McAfee Logon Collector 3.x, 2.x
This article describes the supported platforms, environments, and operating systems for Logon Collector.
Logon Collector requirements:
The computer that hosts Logon Collector must meet the following requirements:
|Operating System||One of the following Microsoft operating systems:
- Windows Server 2008 R2 (64-bit)
- Windows Server 2012 (64-bit)
- Windows Server 2012 R2 (64-bit)
|Operating System domain controllers||One of the following Microsoft servers:
- Windows Server 2008 R2
- Windows Server 2012
- Windows Server 2012 R2
|RAM (memory)||4 GB or higher|
|Disk space||20 GB free space|
|Processor||Pentium IV 2 GHz or faster|
|Software framework||Microsoft .NET framework 3.5|
|Web browser||One of the following web browsers:
NOTE: Forcepoint recommends using the latest browser versions.
- Microsoft Internet Explorer 8.x and later
- Mozilla Firefox 25 and later
- Google Chrome 40 and later
|Network connectivity||Network connectivity must exist from Logon Collector servers to the domain controllers of the Microsoft Active Directory domain that the Logon Collector or Logon Monitor is monitoring.|
|Resolution||Display set to a resolution of 1024x768 or greater|
|Monitored domains||The domain user (entered while adding a domain in Logon Collector) must have access rights to the security events logs on each domain controller.|
- The domain controller's functional level should not be higher than Logon Collector's Windows Server version.
- The domain controllers must have port 389 enabled for LDAP and port 636 for Secure LDAP queries.
|Domain Name System (DNS) resolution||Proper DNS resolution is a critical prerequisite for identities collection.
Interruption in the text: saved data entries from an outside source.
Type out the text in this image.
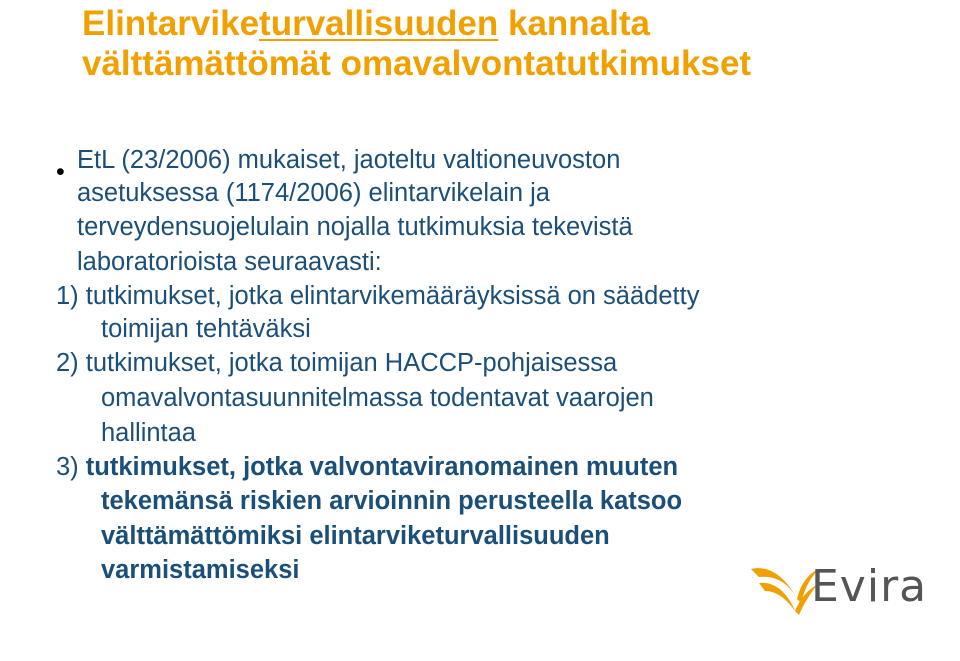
Elintarviketurvallisuuden kannalta
välttämättömät omavalvontatutkimukset
• EtL (23/2006) mukaiset, jaoteltu valtioneuvoston
asetuksessa (1174/2006) elintarvikelain ja
terveydensuojelulain nojalla tutkimuksia tekevistä
laboratorioista seuraavasti:
1) tutkimukset, jotka elintarvikemääräyksissä on säädetty
toimijan tehtäväksi
2) tutkimukset, jotka toimijan HACCP-pohjaisessa
omavalvontasuunnitelmassa todentavat vaarojen
hallintaa
3) tutkimukset, jotka valvontaviranomainen muuten
tekemänsä riskien arvioinnin perusteella katsoo
välttämättömiksi elintarviketurvallisuuden
varmistamiseksi	Evira
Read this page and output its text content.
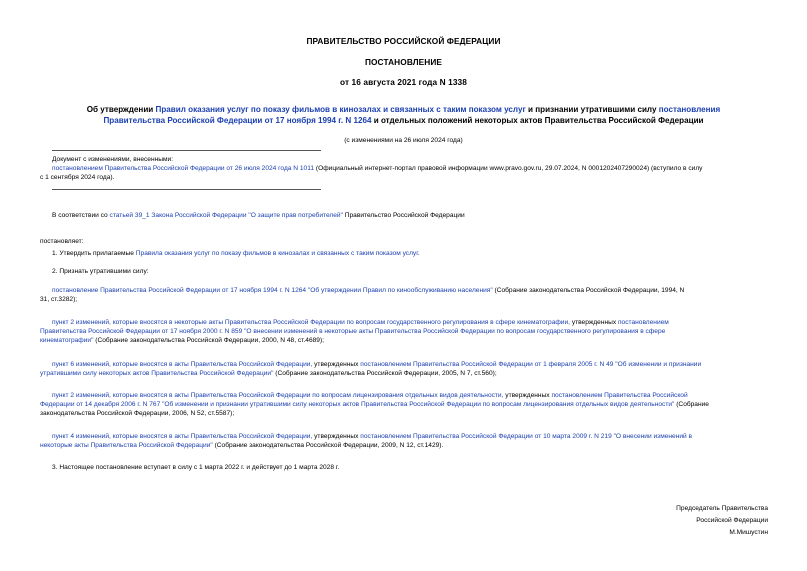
ПРАВИТЕЛЬСТВО РОССИЙСКОЙ ФЕДЕРАЦИИ
ПОСТАНОВЛЕНИЕ
от 16 августа 2021 года N 1338
Об утверждении Правил оказания услуг по показу фильмов в кинозалах и связанных с таким показом услуг и признании утратившими силу постановления
Правительства Российской Федерации от 17 ноября 1994 г. N 1264 и отдельных положений некоторых актов Правительства Российской Федерации
(с изменениями на 26 июля 2024 года)
Документ с изменениями, внесенными:
постановлением Правительства Российской Федерации от 26 июля 2024 года N 1011 (Официальный интернет-портал правовой информации www.pravo.gov.ru, 29.07.2024, N 0001202407290024) (вступило в силу
с 1 сентября 2024 года).
В соответствии со статьей 39_1 Закона Российской Федерации "О защите прав потребителей" Правительство Российской Федерации
постановляет:
1. Утвердить прилагаемые Правила оказания услуг по показу фильмов в кинозалах и связанных с таким показом услуг.
2. Признать утратившими силу:
постановление Правительства Российской Федерации от 17 ноября 1994 г. N 1264 "Об утверждении Правил по кинообслуживанию населения" (Собрание законодательства Российской Федерации, 1994, N
31, ст.3282);
пункт 2 изменений, которые вносятся в некоторые акты Правительства Российской Федерации по вопросам государственного регулирования в сфере кинематографии, утвержденных постановлением
Правительства Российской Федерации от 17 ноября 2000 г. N 859 "О внесении изменений в некоторые акты Правительства Российской Федерации по вопросам государственного регулирования в сфере
кинематографии" (Собрание законодательства Российской Федерации, 2000, N 48, ст.4689);
пункт 6 изменений, которые вносятся в акты Правительства Российской Федерации, утвержденных постановлением Правительства Российской Федерации от 1 февраля 2005 г. N 49 "Об изменении и признании
утратившими силу некоторых актов Правительства Российской Федерации" (Собрание законодательства Российской Федерации, 2005, N 7, ст.560);
пункт 2 изменений, которые вносятся в акты Правительства Российской Федерации по вопросам лицензирования отдельных видов деятельности, утвержденных постановлением Правительства Российской
Федерации от 14 декабря 2006 г. N 767 "Об изменении и признании утратившими силу некоторых актов Правительства Российской Федерации по вопросам лицензирования отдельных видов деятельности" (Собрание
законодательства Российской Федерации, 2006, N 52, ст.5587);
пункт 4 изменений, которые вносятся в акты Правительства Российской Федерации, утвержденных постановлением Правительства Российской Федерации от 10 марта 2009 г. N 219 "О внесении изменений в
некоторые акты Правительства Российской Федерации" (Собрание законодательства Российской Федерации, 2009, N 12, ст.1429).
3. Настоящее постановление вступает в силу с 1 марта 2022 г. и действует до 1 марта 2028 г.
Председатель Правительства
Российской Федерации
М.Мишустин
The computers on which the Logon Collector or Logon Monitor are installed, and the client configured to collect identities, must be configured to refer to a DNS server that must be able to:
- Resolve any domain from which logons are collected.
- Provide forward resolution for all domain controllers from which logons are collected.
- Provide reverse resolution for all domain controllers from which logons are collected.
- Provide SRV records for one or more domain controllers in the domain from which logons are collected.